The Snyderville Basin Planning Commission on July 11 voted to forward a positive recommendation to County Council on amendments to the moderate‑income housing element of the general plan, while asking the council to review the new language carefully and work with staff to ensure the strategies are realistic and achievable.
Senior Planner Jennifer Strader told commissioners the changes primarily align the county’s text with Utah state code and respond to requests from the state's review so that Summit County remains eligible for potential transportation funding. She said the edits include matching strategy letters to state code, correcting typographical errors, and adding implementation timelines tied to the Summit County Visioning Project (expected to be complete in fall 2023). Strader also said the county will amend the development code in 2024 to add language addressing single‑room‑occupancy housing.

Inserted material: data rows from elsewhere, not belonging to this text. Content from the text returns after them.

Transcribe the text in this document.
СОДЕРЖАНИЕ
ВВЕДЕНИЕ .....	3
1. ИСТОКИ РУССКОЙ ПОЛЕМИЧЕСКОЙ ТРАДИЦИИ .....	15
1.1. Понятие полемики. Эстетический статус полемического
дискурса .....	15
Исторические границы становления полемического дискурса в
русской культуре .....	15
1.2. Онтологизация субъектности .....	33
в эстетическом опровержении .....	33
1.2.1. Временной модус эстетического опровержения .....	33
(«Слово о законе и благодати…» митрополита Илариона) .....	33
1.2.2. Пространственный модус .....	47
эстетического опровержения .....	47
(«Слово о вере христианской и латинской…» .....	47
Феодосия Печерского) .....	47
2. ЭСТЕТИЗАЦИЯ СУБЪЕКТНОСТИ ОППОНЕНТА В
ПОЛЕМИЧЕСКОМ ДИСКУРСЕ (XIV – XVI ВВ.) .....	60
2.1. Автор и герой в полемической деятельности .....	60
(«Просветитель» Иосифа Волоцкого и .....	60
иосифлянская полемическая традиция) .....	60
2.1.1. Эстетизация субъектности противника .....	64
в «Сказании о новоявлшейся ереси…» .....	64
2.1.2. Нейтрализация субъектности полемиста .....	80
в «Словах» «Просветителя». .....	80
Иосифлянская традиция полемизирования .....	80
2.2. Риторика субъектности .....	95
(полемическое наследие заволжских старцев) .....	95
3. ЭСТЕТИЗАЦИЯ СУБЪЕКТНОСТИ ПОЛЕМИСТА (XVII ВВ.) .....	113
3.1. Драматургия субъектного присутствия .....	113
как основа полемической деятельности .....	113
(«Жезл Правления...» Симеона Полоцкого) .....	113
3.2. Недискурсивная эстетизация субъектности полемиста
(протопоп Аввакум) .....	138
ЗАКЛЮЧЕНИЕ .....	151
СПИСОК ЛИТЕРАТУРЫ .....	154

Jeff Jones, who assists with the county’s housing reporting, told the commission that the state’s annual moderate‑income housing report requires both narrative descriptions and numeric metrics — for example, numbers of new units permitted, affordable units added or rehabilitated, conversions, rezones, and changes in cost‑burden metrics. He said the state reviews that report and can require amendments or an appeal if it finds the jurisdiction’s responses insufficient. Jones also noted a reporting deadline: county staff must include the changes in the report that Jeff Jones will submit by August 1.
Public commenter Bonnie Park praised staff work but raised questions about key thresholds and language. Park asked whether the moderate‑income definition (households at or below 80% of area median income) and the plan’s mention of an ordinance requiring 10% of new units to be moderate income were flexible, noting the county’s existing code currently includes a 20% requirement. She also asked about the county’s approach to a regional housing authority versus joint acquisition agreements and suggested the county consider offering county‑owned land to Mountainlands Community Housing Trust for development.
Commissioners debated the tradeoffs of matching the exact state language versus preserving local discretion. Some expressed concern that firm timelines and mandatory wording such as "rezone for densities necessary" — and in some code sections "zone or rezone" — could limit local review processes or be used by outside actors to challenge county decisions. Others argued that keeping strategies and implementation measures on the plan and showing progress protects the county when state agencies and legislators prioritize funding and that being proactive helps the county compete for transportation funding tied to housing strategies.
After discussion a commissioner moved to forward a positive recommendation to County Council, adding a request that the council review the new language carefully and work with staff to make sure the strategies are achievable and realistic; the motion, as amended, passed on a recorded voice vote.
Next steps in the process will be County Council review and the county’s August reporting to the state. Staff noted that annual reporting will provide further feedback and that implementation is an ongoing, multi‑year process tied to the county’s visioning work and future housing‑needs assessment.